Visualization Considerations
Bayesian models produce rich outputs that need appropriate visualization:
Posterior distributions: Show uncertainty, not just point estimates. Box plots, violin plots, or credible intervals work well.
Response curves: Interactive charts letting users explore the relationship between spend and outcome.
Attribution over time: How much did each channel contribute week by week?
Comparison views: How does the current allocation compare to optimal?
Consider extracting chart data from model outputs for custom rendering rather than using static images. Interactive charts with tooltips, zooming, and linked brushing improve user understanding.
Lessons Learned
A few things became obvious in hindsight:
Job queue needs persistence. In-memory queues work fine for single-instance deployment, but horizontal scaling requires shared state. Plan for Redis or a cloud task queue from the start.
Cache aggressively. Response curve calculations are deterministic given a trained model. Caching these cuts frontend latency significantly.
Prior elicitation is hard. Setting Bayesian priors is powerful but requires statistical intuition. A wizard that translates "I think Facebook usually returns $1.50 per dollar spent" into proper prior parameters makes this accessible to more users.

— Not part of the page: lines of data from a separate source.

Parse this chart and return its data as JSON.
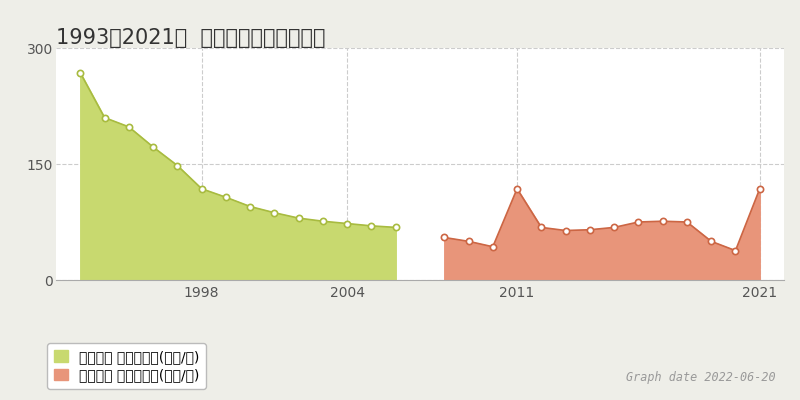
{
  "title": "1993〡2021年  松戸市根本の地価推移",
  "background_color": "#eeeee8",
  "plot_background_color": "#ffffff",
  "grid_color": "#cccccc",
  "ylim": [
    0,
    300
  ],
  "yticks": [
    0,
    150,
    300
  ],
  "green_series_label": "地価公示 平均坊単価(万円/坊)",
  "red_series_label": "取引価格 平均坊単価(万円/坊)",
  "green_color": "#c8d96f",
  "green_line_color": "#a8bb40",
  "red_color": "#e8957a",
  "red_line_color": "#cc6644",
  "marker_fill": "white",
  "marker_edge_green": "#a8bb40",
  "marker_edge_red": "#cc6644",
  "green_years": [
    1993,
    1994,
    1995,
    1996,
    1997,
    1998,
    1999,
    2000,
    2001,
    2002,
    2003,
    2004,
    2005,
    2006
  ],
  "green_values": [
    268,
    210,
    198,
    172,
    148,
    118,
    107,
    95,
    87,
    80,
    76,
    73,
    70,
    68
  ],
  "red_years": [
    2008,
    2009,
    2010,
    2011,
    2012,
    2013,
    2014,
    2015,
    2016,
    2017,
    2018,
    2019,
    2020,
    2021
  ],
  "red_values": [
    55,
    50,
    43,
    118,
    68,
    64,
    65,
    68,
    75,
    76,
    75,
    50,
    38,
    118
  ],
  "xmin": 1992,
  "xmax": 2022,
  "xticks": [
    1998,
    2004,
    2011,
    2021
  ],
  "graph_date_text": "Graph date 2022-06-20",
  "title_fontsize": 15,
  "axis_fontsize": 10,
  "legend_fontsize": 10,
  "date_fontsize": 8.5
}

Training time expectations. Users expecting instant results need clear communication about why MCMC takes time. Progress indicators with estimated completion help manage expectations.
Key Takeaways
The core insight: the model is the easy part. Bayesian MMM frameworks handle the hard statistics. The work is in everything around it:
- Data pipelines that don't break
- Async job handling that doesn't leak memory
- UIs that translate posterior distributions into actionable recommendations
- Versioning that enables comparison and debugging
If you're considering building something similar:
- Start with the data pipeline. Get that bulletproof before touching the model.
- Design for async training from day one.
- Budget twice as much time for the frontend as you think you'll need—stakeholders have opinions about charts.
- Make priors accessible through good UX rather than requiring statistical expertise.
This post discusses architectural patterns for MMM platforms. For MMM methodology, see resources on Bayesian Marketing Mix Modeling. Open-source frameworks like Google's Meridian, Meta's Robyn, and PyMC-Marketing provide implementations of these concepts.
Note: The patterns discussed here are intentionally generalized, drawn from industry experience but presented as transferable concepts rather than specific proprietary implementations.